I paramedici fecero alcuni controlli, poi annuirono. — È andato, questo è sicuro — disse uno. — Forza, prendiamolo su.
— Karen? — disse l’ufficiale.
La poliziotta annuì. — Ho preso abbastanza foto.
— Torna in auto — disse l’uomo. Si rivolse a Pierre e Molly. — Avremo bisogno delle deposizioni di tutti e due.
— È stata autodifesa — disse Molly.
Per la prima volta, l’agente mostrò un po’ di calore umano. — Naturalmente. Non preoccupatevi; è solo routine. Il tizio che vi ha assaliti aveva un bel record criminale: rapina, aggressione, incendio di una croce.
— Di una croce? — disse Molly, scioccata.
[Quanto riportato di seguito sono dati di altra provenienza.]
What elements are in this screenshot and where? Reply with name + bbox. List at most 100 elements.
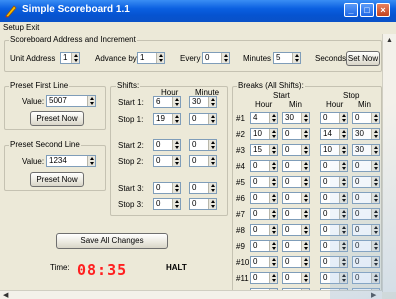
shift-start1-hour-spinner[interactable]: 6: [153, 96, 181, 108]
minutes-spinner[interactable]: 5: [273, 52, 301, 64]
shift-row-label: Start 1:: [118, 98, 144, 107]
menu-exit[interactable]: Exit: [26, 23, 39, 32]
save-all-changes-button[interactable]: Save All Changes: [56, 233, 168, 249]
break-2-stop-min-spinner[interactable]: 30: [352, 128, 380, 140]
scroll-up-icon[interactable]: ▲: [386, 36, 393, 45]
break-10-stop-hour-spinner[interactable]: 0: [320, 256, 348, 268]
shift-stop2-hour-spinner[interactable]: 0: [153, 155, 181, 167]
break-7-stop-hour-spinner[interactable]: 0: [320, 208, 348, 220]
shift-start2-minute-spinner[interactable]: 0: [189, 139, 217, 151]
shift-stop3-hour-spinner[interactable]: 0: [153, 198, 181, 210]
break-7-start-min-spinner[interactable]: 0: [282, 208, 310, 220]
break-5-start-min-spinner[interactable]: 0: [282, 176, 310, 188]
horizontal-scrollbar[interactable]: ◀ ▶: [0, 290, 382, 299]
break-7-stop-min-spinner[interactable]: 0: [352, 208, 380, 220]
shift-stop1-hour-spinner[interactable]: 19: [153, 113, 181, 125]
seconds-label: Seconds: [315, 54, 347, 63]
break-4-stop-min-spinner[interactable]: 0: [352, 160, 380, 172]
advance-by-label: Advance by:: [95, 54, 140, 63]
break-8-start-min-spinner[interactable]: 0: [282, 224, 310, 236]
break-row-label: #4: [236, 162, 245, 171]
scroll-left-icon[interactable]: ◀: [3, 291, 8, 299]
halt-status: HALT: [166, 263, 187, 272]
break-8-stop-hour-spinner[interactable]: 0: [320, 224, 348, 236]
break-5-start-hour-spinner[interactable]: 0: [250, 176, 278, 188]
break-3-stop-min-spinner[interactable]: 30: [352, 144, 380, 156]
shift-stop2-minute-spinner[interactable]: 0: [189, 155, 217, 167]
break-7-start-hour-spinner[interactable]: 0: [250, 208, 278, 220]
break-2-stop-hour-spinner[interactable]: 14: [320, 128, 348, 140]
breaks-start-hour-header: Hour: [255, 100, 273, 109]
menu-setup[interactable]: Setup: [3, 23, 24, 32]
break-6-start-min-spinner[interactable]: 0: [282, 192, 310, 204]
break-4-start-hour-spinner[interactable]: 0: [250, 160, 278, 172]
address-group-label: Scoreboard Address and Increment: [9, 35, 137, 44]
close-button[interactable]: ×: [376, 3, 390, 17]
break-3-start-min-spinner[interactable]: 0: [282, 144, 310, 156]
shift-stop1-minute-spinner[interactable]: 0: [189, 113, 217, 125]
break-1-start-hour-spinner[interactable]: 4: [250, 112, 278, 124]
break-5-stop-min-spinner[interactable]: 0: [352, 176, 380, 188]
scroll-right-icon[interactable]: ▶: [371, 291, 376, 299]
break-4-stop-hour-spinner[interactable]: 0: [320, 160, 348, 172]
break-1-stop-min-spinner[interactable]: 0: [352, 112, 380, 124]
shift-start2-hour-spinner[interactable]: 0: [153, 139, 181, 151]
advance-by-spinner[interactable]: 1: [137, 52, 165, 64]
every-label: Every: [180, 54, 201, 63]
break-11-start-min-spinner[interactable]: 0: [282, 272, 310, 284]
break-9-stop-hour-spinner[interactable]: 0: [320, 240, 348, 252]
preset-second-value-spinner[interactable]: 1234: [46, 155, 96, 167]
break-row-label: #3: [236, 146, 245, 155]
window-title: Simple Scoreboard 1.1: [22, 4, 130, 15]
break-3-start-hour-spinner[interactable]: 15: [250, 144, 278, 156]
unit-address-spinner[interactable]: 1: [60, 52, 80, 64]
shift-row-label: Start 3:: [118, 184, 144, 193]
break-8-stop-min-spinner[interactable]: 0: [352, 224, 380, 236]
vertical-scrollbar[interactable]: ▲: [382, 34, 396, 292]
break-4-start-min-spinner[interactable]: 0: [282, 160, 310, 172]
break-9-start-hour-spinner[interactable]: 0: [250, 240, 278, 252]
shift-start3-hour-spinner[interactable]: 0: [153, 182, 181, 194]
break-6-start-hour-spinner[interactable]: 0: [250, 192, 278, 204]
breaks-stop-min-header: Min: [358, 100, 371, 109]
app-icon: [5, 5, 17, 18]
break-3-stop-hour-spinner[interactable]: 10: [320, 144, 348, 156]
break-10-stop-min-spinner[interactable]: 0: [352, 256, 380, 268]
set-now-button[interactable]: Set Now: [346, 51, 380, 66]
break-11-stop-hour-spinner[interactable]: 0: [320, 272, 348, 284]
break-6-stop-min-spinner[interactable]: 0: [352, 192, 380, 204]
break-9-stop-min-spinner[interactable]: 0: [352, 240, 380, 252]
break-11-start-hour-spinner[interactable]: 0: [250, 272, 278, 284]
break-2-start-hour-spinner[interactable]: 10: [250, 128, 278, 140]
break-1-stop-hour-spinner[interactable]: 0: [320, 112, 348, 124]
break-10-start-min-spinner[interactable]: 0: [282, 256, 310, 268]
shift-start1-minute-spinner[interactable]: 30: [189, 96, 217, 108]
shift-row-label: Stop 3:: [118, 200, 144, 209]
shift-stop3-minute-spinner[interactable]: 0: [189, 198, 217, 210]
minimize-button[interactable]: _: [344, 3, 358, 17]
preset-second-value-label: Value:: [22, 157, 45, 166]
breaks-start-header: Start: [273, 91, 290, 100]
preset-first-button[interactable]: Preset Now: [30, 111, 84, 126]
maximize-button[interactable]: □: [360, 3, 374, 17]
shift-start3-minute-spinner[interactable]: 0: [189, 182, 217, 194]
break-row-label: #2: [236, 130, 245, 139]
title-bar[interactable]: Simple Scoreboard 1.1 _ □ ×: [0, 0, 396, 22]
break-8-start-hour-spinner[interactable]: 0: [250, 224, 278, 236]
time-label: Time:: [50, 263, 70, 272]
preset-second-button[interactable]: Preset Now: [30, 172, 84, 187]
break-6-stop-hour-spinner[interactable]: 0: [320, 192, 348, 204]
break-row-label: #5: [236, 178, 245, 187]
break-2-start-min-spinner[interactable]: 0: [282, 128, 310, 140]
break-9-start-min-spinner[interactable]: 0: [282, 240, 310, 252]
every-spinner[interactable]: 0: [202, 52, 230, 64]
shifts-label: Shifts:: [116, 81, 141, 90]
break-5-stop-hour-spinner[interactable]: 0: [320, 176, 348, 188]
preset-first-value-spinner[interactable]: 5007: [46, 95, 96, 107]
breaks-stop-header: Stop: [343, 91, 360, 100]
breaks-stop-hour-header: Hour: [326, 100, 344, 109]
break-1-start-min-spinner[interactable]: 30: [282, 112, 310, 124]
break-row-label: #7: [236, 210, 245, 219]
break-10-start-hour-spinner[interactable]: 0: [250, 256, 278, 268]
break-11-stop-min-spinner[interactable]: 0: [352, 272, 380, 284]
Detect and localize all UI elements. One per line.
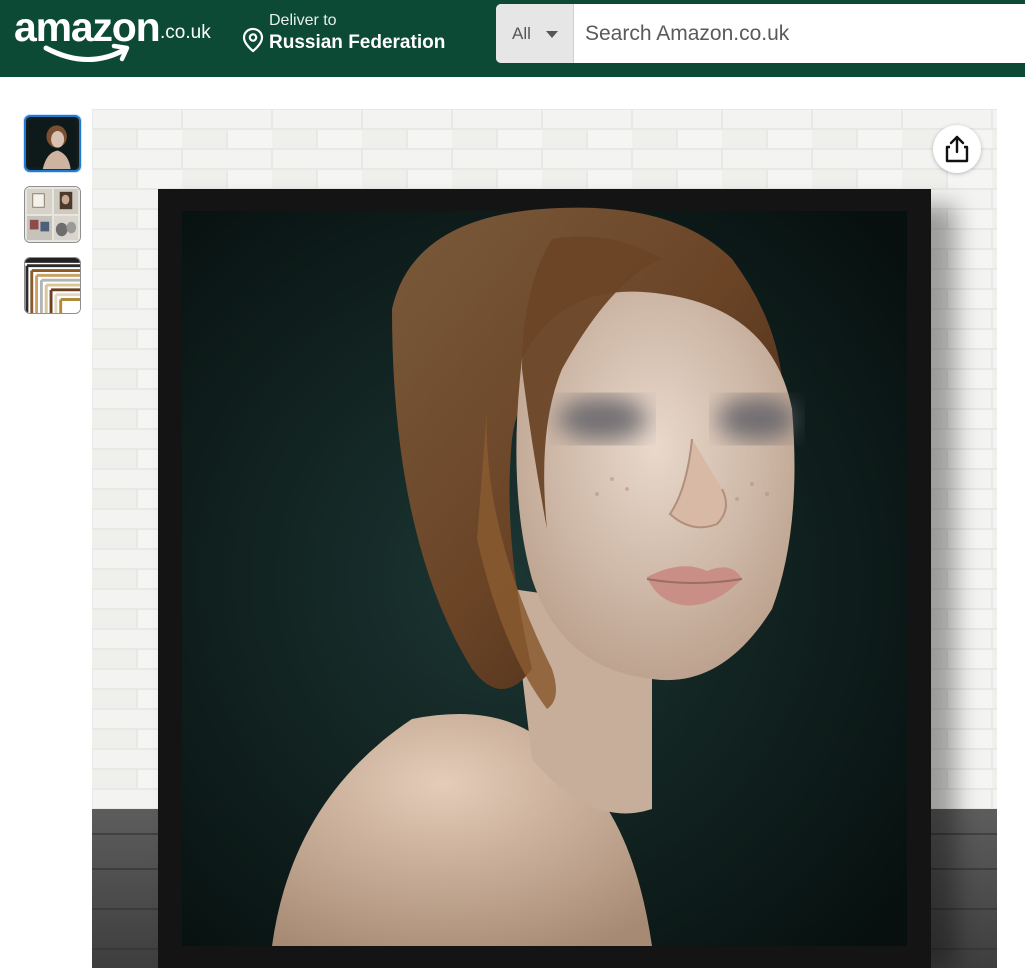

Il poliziotto annuì. — Un bel tipo, quel Chuck Hanratty. Era invischiato in un gruppo neonazista chiamato Millennial Reich. Di solito se ne stanno oltre la Baia a San Francisco, ma hanno reclutato anche qui a Berkeley. — Si guardò intorno, verso i vari edifici. — La vostra auto è qui?
— Eravamo a piedi — disse Molly.
— Be’, guardate, è mezzanotte passata e, francamente, il suo amico sembra un po’ fuori di sé. Perché non lasciate che l’agente Granatstein e io vi diamo un passaggio? Potrete venire alla Centrale domani per fare una deposizione. — Le porse una carta.
— Perché — disse Pierre, finalmente riscuotendosi un po’ — un neonazista dovrebbe aggredirmi?
Il nero si strinse nelle spalle. — Non è un gran mistero. Andava dietro al suo portafoglio e alla sua borsa.
Ma Molly sapeva che non era vero. Prese la mano incrostata di sangue di Pierre e lo guidò verso l’auto della polizia.